What problem does this module solve?

The DataView primitive is pretty awesome but it's decoupled with the handling of the buffer in term of size, even if the byteOffset is mandatory and it should be tracked elsewhere while building up the final buffer.

Here, things are simpler:

// add sequentially 3 Int32 values
mv.setInt32(mv.size, 123);
mv.setInt32(mv.size, 456);
mv.setInt32(mv.size, 789);
// add an encoded string too
mv.setTyped(mv.size, new TextEncoder().encode("magic"));

As the size of each numeric type is known it made somehow sense to me to have a thin indirection able to keep "growing" the buffer, without using a resizable ArrayBuffer at all, simply transfering buffers each time size boundaries are touched.

This utility avoids headaches around how much big should be the maxByteLength for a resizable ArrayBuffer, working as fast as a resizable SharedArrayBuffer would work but it tries to keep the amount of needed/used RAM minimal, with a default set to 0xFFFF (64K of RAM) which is also the size it increments the buffer each time that limit is reached.

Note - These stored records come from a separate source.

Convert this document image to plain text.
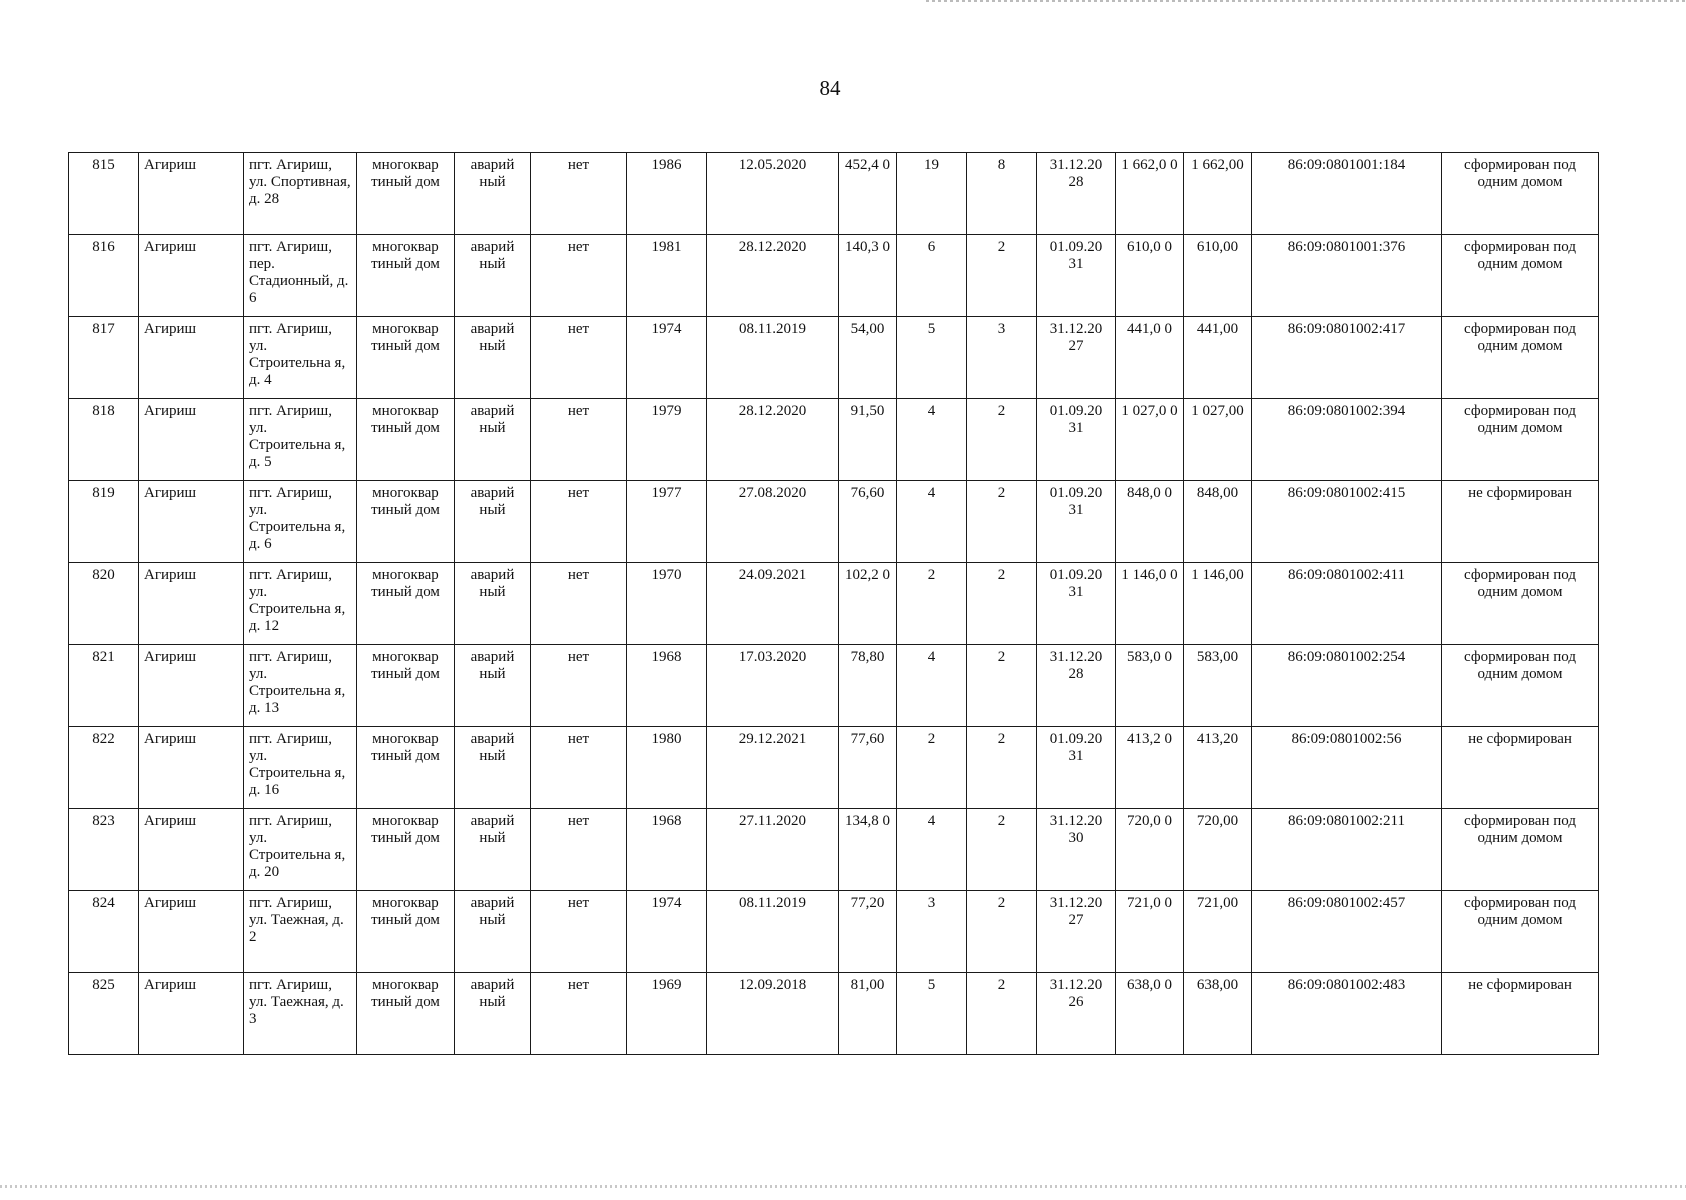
84
815	Агириш	пгт. Агириш, ул. Спортивная, д. 28	многоквар тиный дом	аварий ный	нет	1986	12.05.2020	452,4 0	19	8	31.12.20 28	1 662,0 0	1 662,00	86:09:0801001:184	сформирован под одним домом
816	Агириш	пгт. Агириш, пер. Стадионный, д. 6	многоквар тиный дом	аварий ный	нет	1981	28.12.2020	140,3 0	6	2	01.09.20 31	610,0 0	610,00	86:09:0801001:376	сформирован под одним домом
817	Агириш	пгт. Агириш, ул. Строительна я, д. 4	многоквар тиный дом	аварий ный	нет	1974	08.11.2019	54,00	5	3	31.12.20 27	441,0 0	441,00	86:09:0801002:417	сформирован под одним домом
818	Агириш	пгт. Агириш, ул. Строительна я, д. 5	многоквар тиный дом	аварий ный	нет	1979	28.12.2020	91,50	4	2	01.09.20 31	1 027,0 0	1 027,00	86:09:0801002:394	сформирован под одним домом
819	Агириш	пгт. Агириш, ул. Строительна я, д. 6	многоквар тиный дом	аварий ный	нет	1977	27.08.2020	76,60	4	2	01.09.20 31	848,0 0	848,00	86:09:0801002:415	не сформирован
820	Агириш	пгт. Агириш, ул. Строительна я, д. 12	многоквар тиный дом	аварий ный	нет	1970	24.09.2021	102,2 0	2	2	01.09.20 31	1 146,0 0	1 146,00	86:09:0801002:411	сформирован под одним домом
821	Агириш	пгт. Агириш, ул. Строительна я, д. 13	многоквар тиный дом	аварий ный	нет	1968	17.03.2020	78,80	4	2	31.12.20 28	583,0 0	583,00	86:09:0801002:254	сформирован под одним домом
822	Агириш	пгт. Агириш, ул. Строительна я, д. 16	многоквар тиный дом	аварий ный	нет	1980	29.12.2021	77,60	2	2	01.09.20 31	413,2 0	413,20	86:09:0801002:56	не сформирован
823	Агириш	пгт. Агириш, ул. Строительна я, д. 20	многоквар тиный дом	аварий ный	нет	1968	27.11.2020	134,8 0	4	2	31.12.20 30	720,0 0	720,00	86:09:0801002:211	сформирован под одним домом
824	Агириш	пгт. Агириш, ул. Таежная, д. 2	многоквар тиный дом	аварий ный	нет	1974	08.11.2019	77,20	3	2	31.12.20 27	721,0 0	721,00	86:09:0801002:457	сформирован под одним домом
825	Агириш	пгт. Агириш, ул. Таежная, д. 3	многоквар тиный дом	аварий ный	нет	1969	12.09.2018	81,00	5	2	31.12.20 26	638,0 0	638,00	86:09:0801002:483	не сформирован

Such size is retrieved / inferred when an explicit initial size or ArrayBuffer with a specific size has been defined, so that it could start from more than 64K or even less, if your encoding/decoding is going to be narrowed somehow.

As summary, this module is ideal to encode incrementally while a DataView would be ideal to decode as its performance would be unmatched, yet this module could be used to decode too with 2X slowdown due extra operations needed to populate each right number via the right data.